We seek applicants for a two-year post-doctoral research fellowship to be funded by a Standard Grant from the Marsden Fund Council, administered by the Royal Society of New Zealand. The work will be based in the School of Biological Sciences at the University of Canterbury, New Zealand, under the primary supervision of Assoc. Prof. Daniel B. Stouffer.
Competition between species is central to understanding how the natural world works and is regarded by many ecologists as a critical factor in determining species coexistence. Within the literature, the notion that competition is an additive process—implying that pairwise interactions are enough to explain the outcomes of competitive interactions between species—has effectively become dogma among both theoreticians and empiricists. There are a variety of reasons, however, why nature may not work quite so simply and that competition is actually a non-additive process. With this in mind, the primary objective of this research program is to test the validity of this assumption across diverse empirical datasets from natural plant communities. We also plan to evaluate the extent to which this revised perspective on competition between plants alters our understanding of the mechanisms of coexistence, as well as our general appreciation for the complexity of diverse plant assemblages.
The successful applicant will be expected to develop novel analytical, computational, and statistical approaches for the study of higher-order interactions. They will also have the opportunity to influence and drive the specific modelling approach used. The position will be primarily based in the Stouffer Lab at the University of Canterbury. However, the research will also be developed in close collaboration with the grant's co-PI, Prof. Margaret Mayfield from the University of Queensland, Australia, and the post-doctoral fellow will have multiple opportunities to spend time in Dr. Mayfield’s lab during the course of the project. Notably, this position is also aligned with a larger set of related endeavours being undertaken by members of the two research groups (at the postgraduate and post-doctoral levels), as well as ongoing empirical studies led by Dr. Mayfield and her team as part of an Australian Research Council Discovery Grant (awarded to Drs. Mayfield and Stouffer).

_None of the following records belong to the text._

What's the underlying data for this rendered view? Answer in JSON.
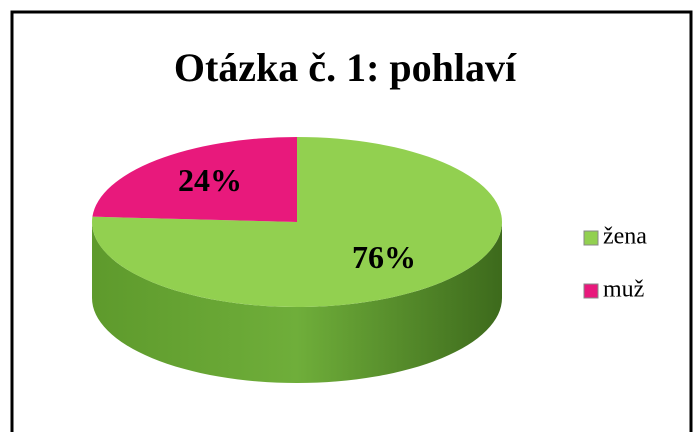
{
  "chart_data": {
    "type": "pie",
    "title": "Otázka č. 1: pohlaví",
    "categories": [
      "žena",
      "muž"
    ],
    "values": [
      76,
      24
    ],
    "value_labels": [
      "76%",
      "24%"
    ],
    "colors": [
      "#92d050",
      "#e8197c"
    ],
    "legend": "right"
  }
}
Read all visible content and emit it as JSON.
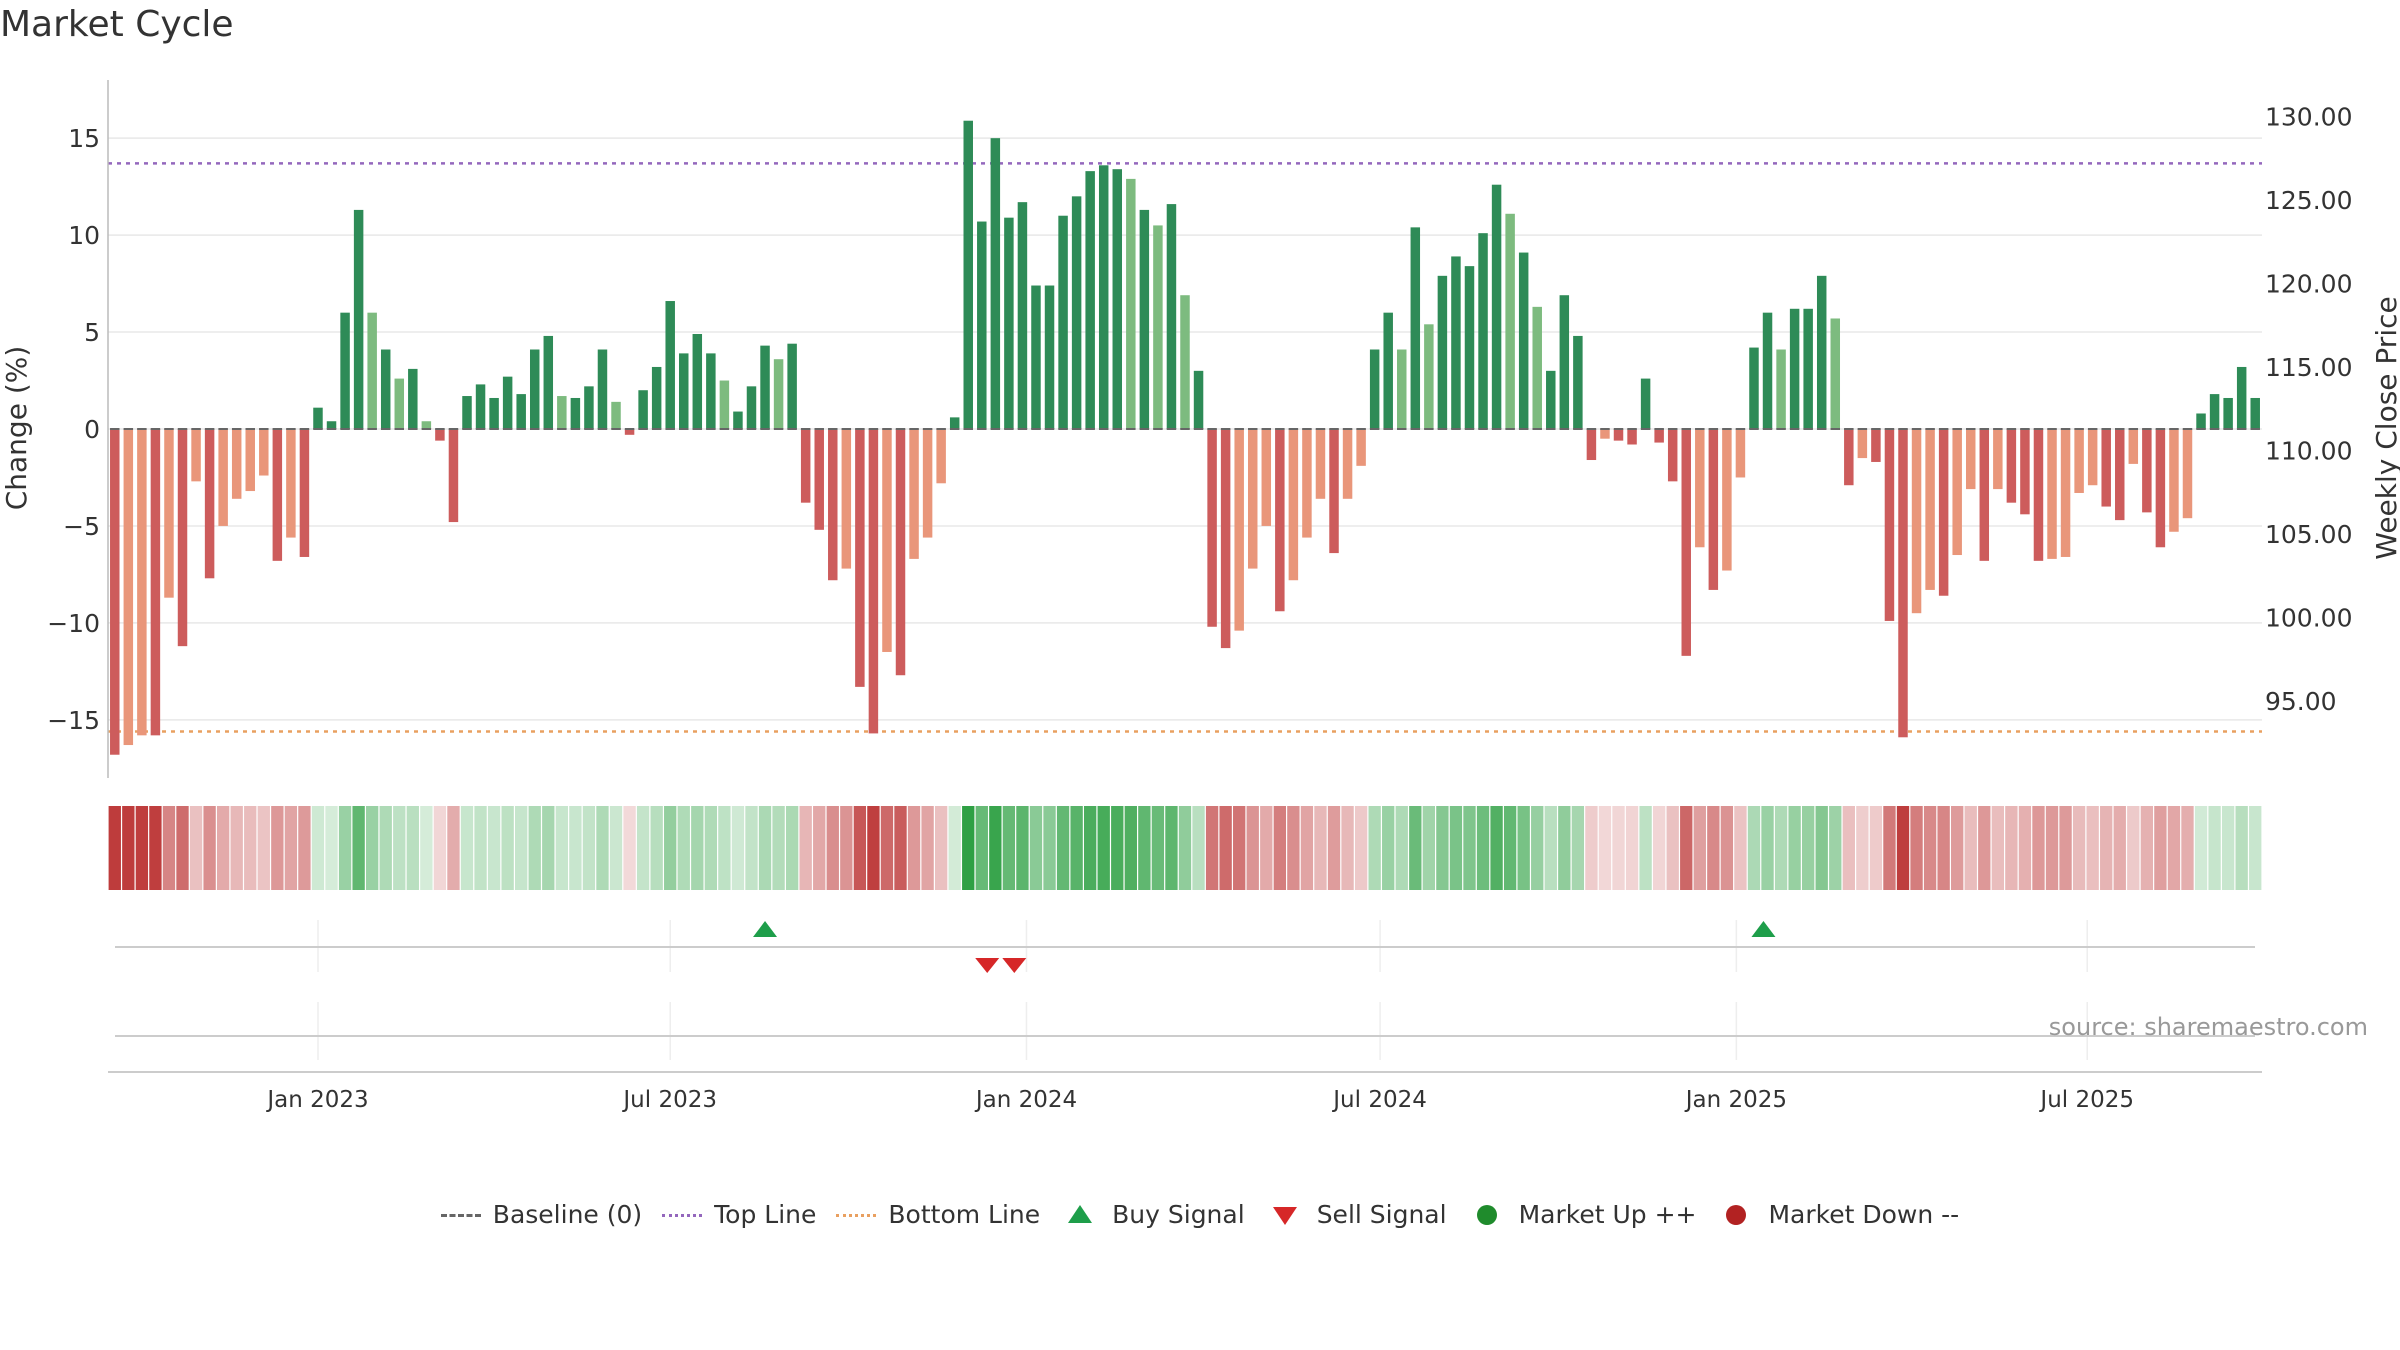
{
  "title": "Market Cycle",
  "source_text": "source: sharemaestro.com",
  "colors": {
    "up_dark": "#2e8b57",
    "up_light": "#7dbb7f",
    "down_dark": "#cd5c5c",
    "down_light": "#e9967a",
    "top_line": "#9467bd",
    "bottom_line": "#e9a060",
    "buy": "#1e9e4a",
    "sell": "#d62728",
    "market_up": "#1f8b2c",
    "market_down": "#b22222",
    "baseline": "#666666"
  },
  "chart_data": {
    "type": "bar",
    "title": "Market Cycle",
    "ylabel_left": "Change (%)",
    "ylabel_right": "Weekly Close Price",
    "ylim_left": [
      -18,
      18
    ],
    "yticks_left": [
      15,
      10,
      5,
      0,
      -5,
      -10,
      -15
    ],
    "ytick_labels_left": [
      "15",
      "10",
      "5",
      "0",
      "−5",
      "−10",
      "−15"
    ],
    "ylim_right": [
      90.4,
      132.2
    ],
    "yticks_right": [
      130,
      125,
      120,
      115,
      110,
      105,
      100,
      95
    ],
    "ytick_labels_right": [
      "130.00",
      "125.00",
      "120.00",
      "115.00",
      "110.00",
      "105.00",
      "100.00",
      "95.00"
    ],
    "top_line": 13.7,
    "bottom_line": -15.6,
    "x_start_week": -15,
    "x_ticks": [
      {
        "label": "Jan 2023",
        "week": 0
      },
      {
        "label": "Jul 2023",
        "week": 26
      },
      {
        "label": "Jan 2024",
        "week": 52.3
      },
      {
        "label": "Jul 2024",
        "week": 78.4
      },
      {
        "label": "Jan 2025",
        "week": 104.7
      },
      {
        "label": "Jul 2025",
        "week": 130.6
      }
    ],
    "values": [
      -16.8,
      -16.3,
      -15.8,
      -15.8,
      -8.7,
      -11.2,
      -2.7,
      -7.7,
      -5.0,
      -3.6,
      -3.2,
      -2.4,
      -6.8,
      -5.6,
      -6.6,
      1.1,
      0.4,
      6.0,
      11.3,
      6.0,
      4.1,
      2.6,
      3.1,
      0.4,
      -0.6,
      -4.8,
      1.7,
      2.3,
      1.6,
      2.7,
      1.8,
      4.1,
      4.8,
      1.7,
      1.6,
      2.2,
      4.1,
      1.4,
      -0.3,
      2.0,
      3.2,
      6.6,
      3.9,
      4.9,
      3.9,
      2.5,
      0.9,
      2.2,
      4.3,
      3.6,
      4.4,
      -3.8,
      -5.2,
      -7.8,
      -7.2,
      -13.3,
      -15.7,
      -11.5,
      -12.7,
      -6.7,
      -5.6,
      -2.8,
      0.6,
      15.9,
      10.7,
      15.0,
      10.9,
      11.7,
      7.4,
      7.4,
      11.0,
      12.0,
      13.3,
      13.6,
      13.4,
      12.9,
      11.3,
      10.5,
      11.6,
      6.9,
      3.0,
      -10.2,
      -11.3,
      -10.4,
      -7.2,
      -5.0,
      -9.4,
      -7.8,
      -5.6,
      -3.6,
      -6.4,
      -3.6,
      -1.9,
      4.1,
      6.0,
      4.1,
      10.4,
      5.4,
      7.9,
      8.9,
      8.4,
      10.1,
      12.6,
      11.1,
      9.1,
      6.3,
      3.0,
      6.9,
      4.8,
      -1.6,
      -0.5,
      -0.6,
      -0.8,
      2.6,
      -0.7,
      -2.7,
      -11.7,
      -6.1,
      -8.3,
      -7.3,
      -2.5,
      4.2,
      6.0,
      4.1,
      6.2,
      6.2,
      7.9,
      5.7,
      -2.9,
      -1.5,
      -1.7,
      -9.9,
      -15.9,
      -9.5,
      -8.3,
      -8.6,
      -6.5,
      -3.1,
      -6.8,
      -3.1,
      -3.8,
      -4.4,
      -6.8,
      -6.7,
      -6.6,
      -3.3,
      -2.9,
      -4.0,
      -4.7,
      -1.8,
      -4.3,
      -6.1,
      -5.3,
      -4.6,
      0.8,
      1.8,
      1.6,
      3.2,
      1.6
    ],
    "weekly_close_price": [],
    "buy_signal_weeks": [
      33,
      106.7
    ],
    "sell_signal_weeks": [
      49.4,
      51.4
    ],
    "legend": [
      {
        "label": "Baseline (0)",
        "symbol": "dash"
      },
      {
        "label": "Top Line",
        "symbol": "dot-line-purple"
      },
      {
        "label": "Bottom Line",
        "symbol": "dot-line-orange"
      },
      {
        "label": "Buy Signal",
        "symbol": "triangle-up"
      },
      {
        "label": "Sell Signal",
        "symbol": "triangle-down"
      },
      {
        "label": "Market Up ++",
        "symbol": "circle-green"
      },
      {
        "label": "Market Down --",
        "symbol": "circle-red"
      }
    ]
  }
}
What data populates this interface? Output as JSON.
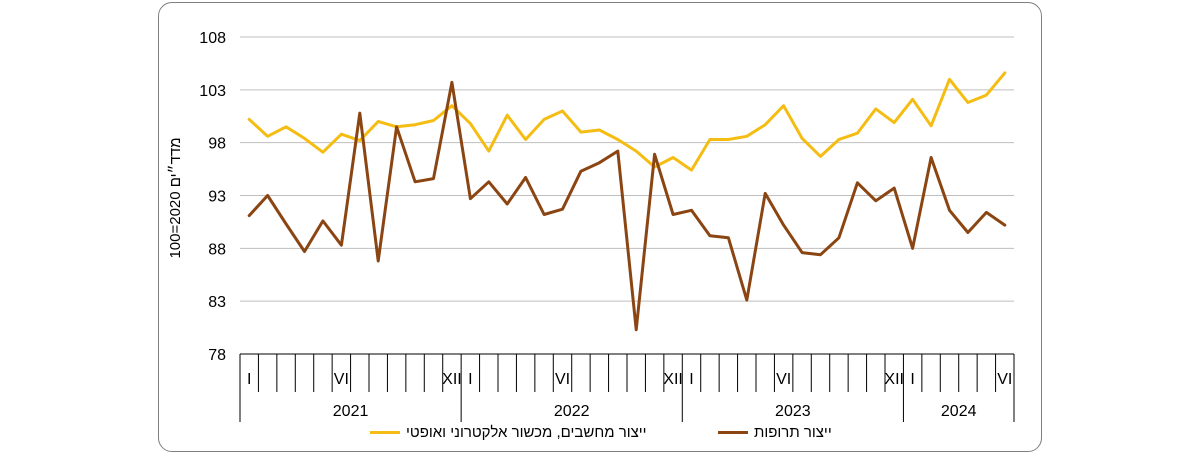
{
  "chart_data": {
    "type": "line",
    "ylabel": "מדד״ים 2020=100",
    "ylim": [
      78,
      108
    ],
    "yticks": [
      "108",
      "103",
      "98",
      "93",
      "88",
      "83",
      "78"
    ],
    "month_labels": [
      "I",
      "",
      "",
      "",
      "",
      "VI",
      "",
      "",
      "",
      "",
      "",
      "XII",
      "I",
      "",
      "",
      "",
      "",
      "VI",
      "",
      "",
      "",
      "",
      "",
      "XII",
      "I",
      "",
      "",
      "",
      "",
      "VI",
      "",
      "",
      "",
      "",
      "",
      "XII",
      "I",
      "",
      "",
      "",
      "",
      "VI"
    ],
    "years": [
      "2021",
      "2022",
      "2023",
      "2024"
    ],
    "series": [
      {
        "name": "ייצור מחשבים, מכשור אלקטרוני ואופטי",
        "color": "#f5bd13",
        "values": [
          100.2,
          98.6,
          99.5,
          98.4,
          97.1,
          98.8,
          98.2,
          100.0,
          99.5,
          99.7,
          100.1,
          101.5,
          99.8,
          97.2,
          100.6,
          98.3,
          100.2,
          101.0,
          99.0,
          99.2,
          98.3,
          97.2,
          95.7,
          96.6,
          95.4,
          98.3,
          98.3,
          98.6,
          99.7,
          101.5,
          98.4,
          96.7,
          98.3,
          98.9,
          101.2,
          99.9,
          102.1,
          99.6,
          104.0,
          101.8,
          102.5,
          104.6
        ]
      },
      {
        "name": "ייצור תרופות",
        "color": "#8b4513",
        "values": [
          91.1,
          93.0,
          90.3,
          87.7,
          90.6,
          88.3,
          100.8,
          86.8,
          99.5,
          94.3,
          94.6,
          103.7,
          92.7,
          94.3,
          92.2,
          94.7,
          91.2,
          91.7,
          95.3,
          96.1,
          97.2,
          80.3,
          96.9,
          91.2,
          91.6,
          89.2,
          89.0,
          83.1,
          93.2,
          90.2,
          87.6,
          87.4,
          89.0,
          94.2,
          92.5,
          93.7,
          88.0,
          96.6,
          91.6,
          89.5,
          91.4,
          90.2
        ]
      }
    ],
    "grid": true,
    "legend_position": "bottom"
  }
}
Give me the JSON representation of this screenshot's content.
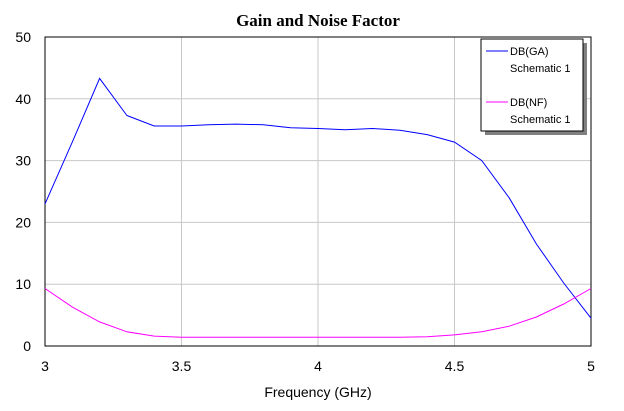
{
  "chart_data": {
    "type": "line",
    "title": "Gain and Noise Factor",
    "xlabel": "Frequency (GHz)",
    "ylabel": "",
    "xlim": [
      3,
      5
    ],
    "ylim": [
      0,
      50
    ],
    "xticks": [
      3,
      3.5,
      4,
      4.5,
      5
    ],
    "yticks": [
      0,
      10,
      20,
      30,
      40,
      50
    ],
    "xtick_labels": [
      "3",
      "3.5",
      "4",
      "4.5",
      "5"
    ],
    "ytick_labels": [
      "0",
      "10",
      "20",
      "30",
      "40",
      "50"
    ],
    "grid": true,
    "legend_position": "top-right",
    "series": [
      {
        "name": "DB(GA)",
        "sub_label": "Schematic 1",
        "color": "#0000ff",
        "x": [
          3.0,
          3.1,
          3.2,
          3.3,
          3.4,
          3.5,
          3.6,
          3.7,
          3.8,
          3.9,
          4.0,
          4.1,
          4.2,
          4.3,
          4.4,
          4.5,
          4.6,
          4.7,
          4.8,
          4.9,
          5.0
        ],
        "y": [
          23.0,
          33.0,
          43.3,
          37.3,
          35.6,
          35.6,
          35.8,
          35.9,
          35.8,
          35.3,
          35.2,
          35.0,
          35.2,
          34.9,
          34.2,
          33.0,
          30.0,
          24.0,
          16.5,
          10.2,
          4.5
        ]
      },
      {
        "name": "DB(NF)",
        "sub_label": "Schematic 1",
        "color": "#ff00ff",
        "x": [
          3.0,
          3.1,
          3.2,
          3.3,
          3.4,
          3.5,
          3.6,
          3.7,
          3.8,
          3.9,
          4.0,
          4.1,
          4.2,
          4.3,
          4.4,
          4.5,
          4.6,
          4.7,
          4.8,
          4.9,
          5.0
        ],
        "y": [
          9.3,
          6.3,
          3.9,
          2.3,
          1.6,
          1.4,
          1.4,
          1.4,
          1.4,
          1.4,
          1.4,
          1.4,
          1.4,
          1.4,
          1.5,
          1.8,
          2.3,
          3.2,
          4.7,
          6.8,
          9.3
        ]
      }
    ]
  }
}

Applicants will ideally be prepared and able to start prior to January 2019, and should specify in their cover letter if this is not the case. The salary for this position is NZD$70,000 (plus benefits), and is secured for the duration of the two-year position. Funding is also in place for all anticipated research costs, including travel to visit project collaborators and to attend national and international conferences.
Because of the project's interdisciplinary nature and strong emphasis on combining theory with empirical data, we are open to applicants from ecology, mathematics, physics, or related disciplines. Applicants must also demonstrate that they have sufficient mathematical and programming skills to lead the project’s modelling component.
The online portal for submitting applications will be available soon. At that point, all applications must include (i) a cover letter describing candidates' research interests, background, and suitability for the position, (ii) a curriculum vitae, and (iii) the names and contact details of three referees.